The bartender flipped off half the neon signs an hour later, signaling closing time, and Rudy walked her to her beat-up Ford Ranger parked on the side street. She leaned in before he could say goodbye, kissed him slow, her lips soft against his, tasting like cherry seltzer and the IPA she’d split with him. He didn’t pull away, didn’t overthink it, just rested his hand lightly on her hip, the worn denim of her jeans soft under his fingers.

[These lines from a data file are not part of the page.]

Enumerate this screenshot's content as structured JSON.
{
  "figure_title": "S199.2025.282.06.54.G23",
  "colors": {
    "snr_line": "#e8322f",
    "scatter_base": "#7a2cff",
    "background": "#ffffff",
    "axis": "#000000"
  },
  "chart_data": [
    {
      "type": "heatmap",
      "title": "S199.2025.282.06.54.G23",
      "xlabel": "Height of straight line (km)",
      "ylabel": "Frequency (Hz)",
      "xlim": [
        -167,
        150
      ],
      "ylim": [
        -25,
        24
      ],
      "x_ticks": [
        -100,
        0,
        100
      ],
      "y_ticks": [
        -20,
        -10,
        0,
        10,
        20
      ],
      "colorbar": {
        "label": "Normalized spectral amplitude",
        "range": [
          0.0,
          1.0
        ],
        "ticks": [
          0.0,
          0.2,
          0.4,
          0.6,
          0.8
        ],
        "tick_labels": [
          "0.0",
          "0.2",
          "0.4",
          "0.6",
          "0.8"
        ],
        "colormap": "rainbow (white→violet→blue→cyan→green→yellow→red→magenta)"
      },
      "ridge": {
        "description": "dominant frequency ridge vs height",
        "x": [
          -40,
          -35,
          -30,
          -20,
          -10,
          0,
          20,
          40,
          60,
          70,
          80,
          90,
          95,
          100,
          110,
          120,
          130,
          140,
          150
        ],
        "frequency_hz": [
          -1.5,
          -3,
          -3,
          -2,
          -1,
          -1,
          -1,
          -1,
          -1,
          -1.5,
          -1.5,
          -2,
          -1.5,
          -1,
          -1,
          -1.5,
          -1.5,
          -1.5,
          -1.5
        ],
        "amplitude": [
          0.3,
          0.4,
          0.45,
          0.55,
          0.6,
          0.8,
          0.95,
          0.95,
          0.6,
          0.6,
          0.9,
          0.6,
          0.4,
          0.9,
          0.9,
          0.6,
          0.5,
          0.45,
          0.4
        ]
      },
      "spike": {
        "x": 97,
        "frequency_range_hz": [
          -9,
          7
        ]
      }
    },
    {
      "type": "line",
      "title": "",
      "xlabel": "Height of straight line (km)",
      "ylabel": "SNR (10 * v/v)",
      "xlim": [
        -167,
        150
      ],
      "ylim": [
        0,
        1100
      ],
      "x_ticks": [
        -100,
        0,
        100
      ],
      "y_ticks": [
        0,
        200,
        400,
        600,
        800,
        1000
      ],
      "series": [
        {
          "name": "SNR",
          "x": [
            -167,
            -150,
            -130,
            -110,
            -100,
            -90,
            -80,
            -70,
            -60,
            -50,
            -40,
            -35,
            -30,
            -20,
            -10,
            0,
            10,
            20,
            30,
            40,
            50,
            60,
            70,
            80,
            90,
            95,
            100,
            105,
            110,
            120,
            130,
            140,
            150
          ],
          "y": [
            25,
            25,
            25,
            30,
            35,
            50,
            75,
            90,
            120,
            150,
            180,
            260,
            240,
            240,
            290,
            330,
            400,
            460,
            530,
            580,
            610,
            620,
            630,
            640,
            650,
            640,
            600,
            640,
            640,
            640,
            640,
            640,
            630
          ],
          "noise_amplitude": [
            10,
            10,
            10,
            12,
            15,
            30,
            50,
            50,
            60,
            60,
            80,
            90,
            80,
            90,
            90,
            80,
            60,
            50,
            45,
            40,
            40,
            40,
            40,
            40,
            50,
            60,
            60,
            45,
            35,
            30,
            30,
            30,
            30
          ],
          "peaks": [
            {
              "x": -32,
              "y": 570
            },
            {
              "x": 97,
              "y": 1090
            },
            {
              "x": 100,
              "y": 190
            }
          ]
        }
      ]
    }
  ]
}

When she pulled back, she told him she’d be out at his cabin the next morning, no paperwork, no lectures, just a walk around the property line to map the brush that needed clearing, and she’d bring a jar of the pickled ramps she’d just bought, plus breakfast burritos from the taco stand downtown. He nodded, watched her pull out of the parking lot, her waving out the window as she turned onto the main road. He reached down to adjust the neoprene knee brace he wore under his work jeans, surprised to find the usual dull throb had faded entirely.